First, would be a formal declaration of the Palestinian opening
position regarding diplomatic negotiations with Israel. The
Palestinian President Mahmoud Abbas has recently come out with such
an initiative. This is a unilateral Palestinian initiative directed
as an ultimatum to the Hamas government in order to force it to
acknowledge the sovereign existence of Israel. The initiative is
also meant to refute the Israeli claim that there is no Palestinian
partner for negotiation.
The second unilateral Palestinian measure could be the declaration
and establishment of a sovereign and independent Palestinian state.
The borders of the state would correspond with a formal declaration
of the permanent Palestinian borders (the June 4, 1967 lines). In
the initial stage, the state would include all of area A according
to the Oslo agreement, and all areas evacuated by Israel (according
to the disengagement and convergence programs).
The possibility of declaring the establishment of a Palestinian
state was already placed on the Palestinian agenda ten years ago.
Various considerations led to the idea being put on hold at the
time, but there is no reason not to resuscitate it now as a
practical possibility. This declaration would be provisory, with
the Palestinian state announcing explicitly that it does not
consider the step as waiving any territorial or other claims that
it would present to Israel at the opening of negotiations.
In conclusion, since the Middle East reality is so dynamic, it is
impossible to prophesy how an Israeli or Palestinian unilateral
initiative would play out. Things are liable to change and turn
completely around in the space of a day in Israel, among the
Palestinians, in the regional arena and in the international
It is not inconceivable that the unilateral measures themselves
will contribute - on both sides - to sweeping away illusions and
unrealistic expectations. The measures could serve to emphasize
that the passage of time is playing to the detriment of both sides.
This could bring about the realization of the need for softening
attitudes and the efficacy of getting on with dialogue and
negotiation from more moderate positions.
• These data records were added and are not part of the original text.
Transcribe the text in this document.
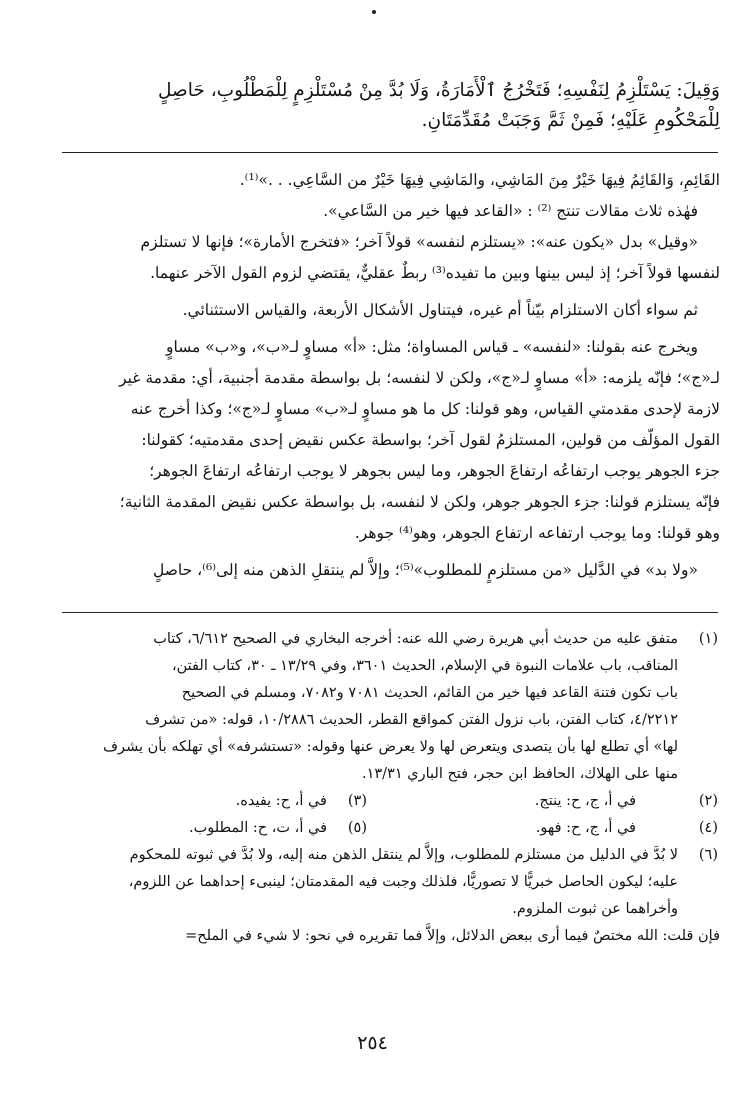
وَقِيلَ: يَسْتَلْزِمُ لِنَفْسِهِ؛ فَتَخْرُجُ ٱلْأَمَارَةُ، وَلَا بُدَّ مِنْ مُسْتَلْزِمٍ لِلْمَطْلُوبِ، حَاصِلٍ
لِلْمَحْكُومِ عَلَيْهِ؛ فَمِنْ ثَمَّ وَجَبَتْ مُقَدِّمَتَانِ.
القَائِمِ، وَالقَائِمُ فِيهَا خَيْرٌ مِنَ المَاشِي، والمَاشِي فِيهَا خَيْرٌ من السَّاعِي. . .»⁽¹⁾.
فهٰذه ثلاث مقالات تنتج ⁽²⁾ : «القاعد فيها خير من السَّاعي».
«وقيل» بدل «يكون عنه»: «يستلزم لنفسه» قولاً آخر؛ «فتخرج الأمارة»؛ فإنها لا تستلزم
لنفسها قولاً آخر؛ إذ ليس بينها وبين ما تفيده⁽³⁾ ربطٌ عقليٌّ، يقتضي لزوم القول الآخر عنهما.
ثم سواء أكان الاستلزام بيّناً أم غيره، فيتناول الأشكال الأربعة، والقياس الاستثنائي.
ويخرج عنه بقولنا: «لنفسه» ـ قياس المساواة؛ مثل: «أ» مساوٍ لـ«ب»، و«ب» مساوٍ
لـ«ج»؛ فإنّه يلزمه: «أ» مساوٍ لـ«ج»، ولكن لا لنفسه؛ بل بواسطة مقدمة أجنبية، أي: مقدمة غير
لازمة لإحدى مقدمتي القياس، وهو قولنا: كل ما هو مساوٍ لـ«ب» مساوٍ لـ«ج»؛ وكذا أخرج عنه
القول المؤلّف من قولين، المستلزمُ لقول آخر؛ بواسطة عكس نقيض إحدى مقدمتيه؛ كقولنا:
جزء الجوهر يوجب ارتفاعُه ارتفاعَ الجوهر، وما ليس بجوهر لا يوجب ارتفاعُه ارتفاعَ الجوهر؛
فإنّه يستلزم قولنا: جزء الجوهر جوهر، ولكن لا لنفسه، بل بواسطة عكس نقيض المقدمة الثانية؛
وهو قولنا: وما يوجب ارتفاعه ارتفاع الجوهر، وهو⁽⁴⁾ جوهر.
«ولا بد» في الدَّليل «من مستلزمٍ للمطلوب»⁽⁵⁾؛ وإلاَّ لم ينتقلِ الذهن منه إلى⁽⁶⁾، حاصلٍ
(١)
متفق عليه من حديث أبي هريرة رضي الله عنه: أخرجه البخاري في الصحيح ٦/٦١٢، كتاب
المناقب، باب علامات النبوة في الإسلام، الحديث ٣٦٠١، وفي ١٣/٢٩ ـ ٣٠، كتاب الفتن،
باب تكون فتنة القاعد فيها خير من القائم، الحديث ٧٠٨١ و٧٠٨٢، ومسلم في الصحيح
٤/٢٢١٢، كتاب الفتن، باب نزول الفتن كمواقع القطر، الحديث ١٠/٢٨٨٦، قوله: «من تشرف
لها» أي تطلع لها بأن يتصدى ويتعرض لها ولا يعرض عنها وقوله: «تستشرفه» أي تهلكه بأن يشرف
منها على الهلاك، الحافظ ابن حجر، فتح الباري ١٣/٣١.
(٢)
في أ، ج، ح: ينتج.
(٣)
في أ، ح: يفيده.
(٤)
في أ، ج، ح: فهو.
(٥)
في أ، ت، ح: المطلوب.
(٦)
لا بُدَّ في الدليل من مستلزم للمطلوب، وإلاَّ لم ينتقل الذهن منه إليه، ولا بُدَّ في ثبوته للمحكوم
عليه؛ ليكون الحاصل خبريًّا لا تصوريًّا، فلذلك وجبت فيه المقدمتان؛ لينبىء إحداهما عن اللزوم،
وأخراهما عن ثبوت الملزوم.
فإن قلت: الله مختصٌ فيما أرى ببعض الدلائل، وإلاَّ فما تقريره في نحو: لا شيء في الملح=
٢٥٤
I am expressing my own opinion from the Israeli point of view and
interest as I understand them. The main factor I have taken into
account in advocating unilateral measures is the egocentric Israeli
interest. I do not place special security importance on Israeli
military control over all the territory of the Land of Israel.
However, I do note with great concern the negative implications -
moral, social and political - of continued stagnation, of our
continued rule over the lives of millions of Palestinians who do
not want us.
Furthermore, under the present situation there is an appalling
contradiction between Israel's unequivocal opposition to the return
of Palestinian refugees to Israeli territory and the existence of
territorial loopholes that allow the uncontrolled de facto
residence within Israel of tens of thousands of Palestinians. This
is the genuine and realistic threat that looms over the political,
Jewish and democratic existence of my country. Today the only way
to prevent this danger is by means of unilateral measures.